どんな女の子も一度は夢に見るような、一途な恋物語。
「きっかちゃん、きっかちゃん」
わたしがそう呼ばれていたのは、もう随分と前のことに思う。
わたしが彼を「りょうちゃん」と呼んでいたのもそれと同じくらい前だ。
中学三年間着続けた見慣れた制服を横目に、今日から新しい制服に袖を通す。
今日から高校生。
りょうちゃんと呼ばれた彼は、ここ数年で遠く離れた世界の住人みたいに手の届かない存在になってしまった。

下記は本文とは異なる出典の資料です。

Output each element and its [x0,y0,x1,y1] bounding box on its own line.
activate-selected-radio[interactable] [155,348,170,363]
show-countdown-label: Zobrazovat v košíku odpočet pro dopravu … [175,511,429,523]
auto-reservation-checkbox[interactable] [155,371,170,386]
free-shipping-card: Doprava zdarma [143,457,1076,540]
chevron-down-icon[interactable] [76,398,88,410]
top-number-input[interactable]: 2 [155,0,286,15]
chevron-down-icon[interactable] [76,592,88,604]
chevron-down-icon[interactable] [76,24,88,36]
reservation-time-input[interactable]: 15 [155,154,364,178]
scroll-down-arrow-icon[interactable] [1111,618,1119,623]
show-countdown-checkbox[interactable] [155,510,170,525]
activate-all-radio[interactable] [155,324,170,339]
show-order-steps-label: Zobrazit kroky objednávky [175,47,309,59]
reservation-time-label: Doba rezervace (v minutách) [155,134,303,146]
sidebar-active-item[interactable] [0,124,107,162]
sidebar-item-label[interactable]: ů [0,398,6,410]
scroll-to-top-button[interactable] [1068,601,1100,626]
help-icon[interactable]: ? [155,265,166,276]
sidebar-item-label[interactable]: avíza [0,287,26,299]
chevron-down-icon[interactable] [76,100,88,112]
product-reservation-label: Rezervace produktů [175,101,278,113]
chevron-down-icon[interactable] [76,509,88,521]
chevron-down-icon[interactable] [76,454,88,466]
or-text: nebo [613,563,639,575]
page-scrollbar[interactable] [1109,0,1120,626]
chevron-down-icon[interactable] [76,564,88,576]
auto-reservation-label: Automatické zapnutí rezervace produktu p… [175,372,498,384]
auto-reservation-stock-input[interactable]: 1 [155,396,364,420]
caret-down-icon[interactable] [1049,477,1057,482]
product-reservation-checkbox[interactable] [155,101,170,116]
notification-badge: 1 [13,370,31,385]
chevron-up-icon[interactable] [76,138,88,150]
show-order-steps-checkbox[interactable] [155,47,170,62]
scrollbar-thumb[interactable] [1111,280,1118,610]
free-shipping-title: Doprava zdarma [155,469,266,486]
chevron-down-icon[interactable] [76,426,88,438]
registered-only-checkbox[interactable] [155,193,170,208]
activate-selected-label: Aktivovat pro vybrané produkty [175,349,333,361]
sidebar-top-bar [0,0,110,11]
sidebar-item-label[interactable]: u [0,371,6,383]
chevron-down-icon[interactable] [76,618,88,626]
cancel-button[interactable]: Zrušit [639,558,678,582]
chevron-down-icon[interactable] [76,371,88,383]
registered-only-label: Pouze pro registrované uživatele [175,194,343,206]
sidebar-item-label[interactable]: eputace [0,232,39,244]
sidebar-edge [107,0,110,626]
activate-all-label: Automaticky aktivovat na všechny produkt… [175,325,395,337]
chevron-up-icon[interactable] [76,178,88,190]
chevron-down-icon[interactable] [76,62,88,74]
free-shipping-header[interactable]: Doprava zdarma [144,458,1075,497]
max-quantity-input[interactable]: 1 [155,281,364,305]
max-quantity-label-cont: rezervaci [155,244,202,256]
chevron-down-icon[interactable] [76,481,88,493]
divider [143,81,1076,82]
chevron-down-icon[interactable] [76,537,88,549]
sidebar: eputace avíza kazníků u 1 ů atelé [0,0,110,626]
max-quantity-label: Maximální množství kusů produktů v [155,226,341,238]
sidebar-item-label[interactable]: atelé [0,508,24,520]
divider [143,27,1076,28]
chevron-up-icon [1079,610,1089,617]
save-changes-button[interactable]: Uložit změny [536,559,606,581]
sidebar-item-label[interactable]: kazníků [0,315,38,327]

中学の頃と比べたら、幾分か丈の短くなったチェックのスカート。
紺のハイソックス
清潔感のある白シャツに、ベスト。その上からブレザーを羽織れば準備は完了だ。
昨日寝る前に散々どんなふうにしようか悩んだ髪形は結局いつものようにただ下ろしただけだ。
鏡を見れば、うかない顔の自分がうつっていた。
(美香みたいだったら良かったのに・・・)
「きっかー!美香ちゃん迎えに来たよー!」
下からママの大きな声が聞こえてきて、あたしは部屋を後にした。